Le sloop et le canot avaient quitté Columbus un peu avant midi, et à six heures du soir nous passâmes devant le bac Charles, où l’ancienne route frontière Saint-Augustin et Jallahassee traverse la rivière. Sur ce point solitaire, un homme âgé, mort maintenant, possédait une source souterraine assez puissante pour faire tourner la roue d’une scierie. La hauteur de l’eau me permit de ramer jusqu’au moulin avec mon canot.

À sept heures et demie du soir, une cabane en bois abandonnée, située près du bac Barrington, nous offrit un refuge pour la nuit. Pendant toute la journée du lendemain, nous dûmes explorer les cours d’eau de ces mêmes forêts sans trouver plus de terres cultivées qu’au premier jour de notre voyage.
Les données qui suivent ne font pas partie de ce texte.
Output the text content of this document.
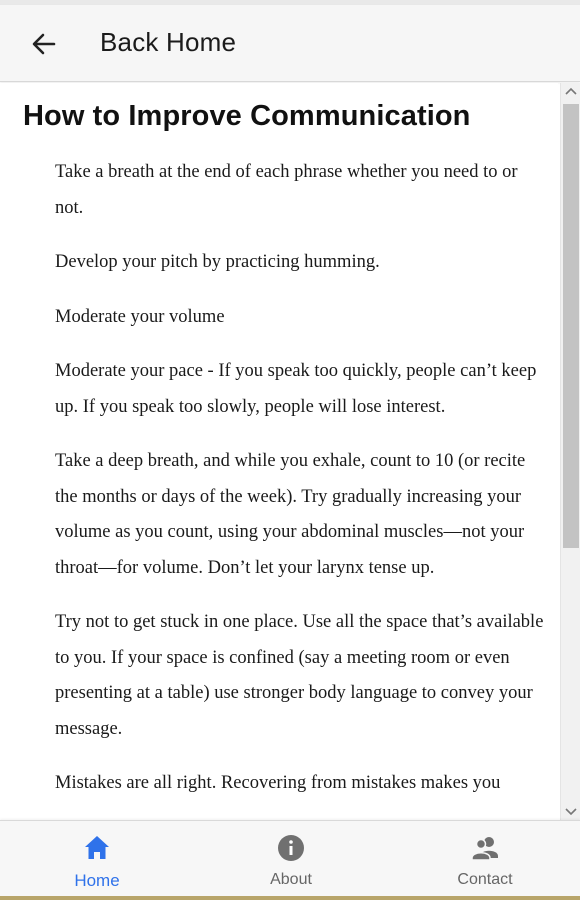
Back Home
How to Improve Communication

Take a breath at the end of each phrase whether you need to or not.

Develop your pitch by practicing humming.

Moderate your volume

Moderate your pace - If you speak too quickly, people can’t keep up. If you speak too slowly, people will lose interest.

Take a deep breath, and while you exhale, count to 10 (or recite the months or days of the week). Try gradually increasing your volume as you count, using your abdominal muscles—not your throat—for volume. Don’t let your larynx tense up.

Try not to get stuck in one place. Use all the space that’s available to you. If your space is confined (say a meeting room or even presenting at a table) use stronger body language to convey your message.

Mistakes are all right. Recovering from mistakes makes you

Home	About	Contact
Au-dessous de cette cabane, nous arrivâmes à l’île n° 1, où les rapides gênent les bateliers pendant les mois d’été. Puis nous glissâmes doucement, mais rapidement, sur un courant profond. Les rares habitants que nous rencontrâmes sur les rives du Suwanee semblaient aux trois quarts endormis, même pendant la veille. Pour les arracher à leur sieste, nous commençâmes par les appeler à grands cris, en passant devant une petite hutte dans le bois, et après une longue attente un homme parut à la porte, se frottant les yeux comme si la charmante lumière du soleil eût fatigué sa vue. C’était véritablement une région tranquille que cette grande solitude du Suwanee !

Avant midi, nous atteignîmes la ferme de madame Goodman ; c’était une maison construite en bois, sur la rive gauche, juste au-dessous de l’île n° 5. En ce moment, le major Purviance tira un gros dindon sauvage (meleagris gallopavo), qui, du banc de sable où il était posé, roula dans l’eau, nous laissant sans gibier, dans un fourré de palmiers nains. Il connaissait mieux son terrain que nous, car, bien que blessé, il réussit à s’échapper. Nous nous arrêtâmes quelques moments à Troy, qui, malgré son nom célèbre, ne se compose que d’un magasin et d’une douzaine de cabanes. À quelques milles au-dessous de cette ville, sur la rive gauche de la rivière, on trouve une élévation inhabitée appelée la falaise Rolin, d’où une ligne dirigée par 22° nord-est et de vingt-trois milles et demi de longueur atteindrait Live-Oack. Un projet de loi destiné à réunir Live-Oak avec ces parages du Suwanee, à l’aide d’un chemin de fer adopté par la législature floridienne, a été repoussé par le gouverneur.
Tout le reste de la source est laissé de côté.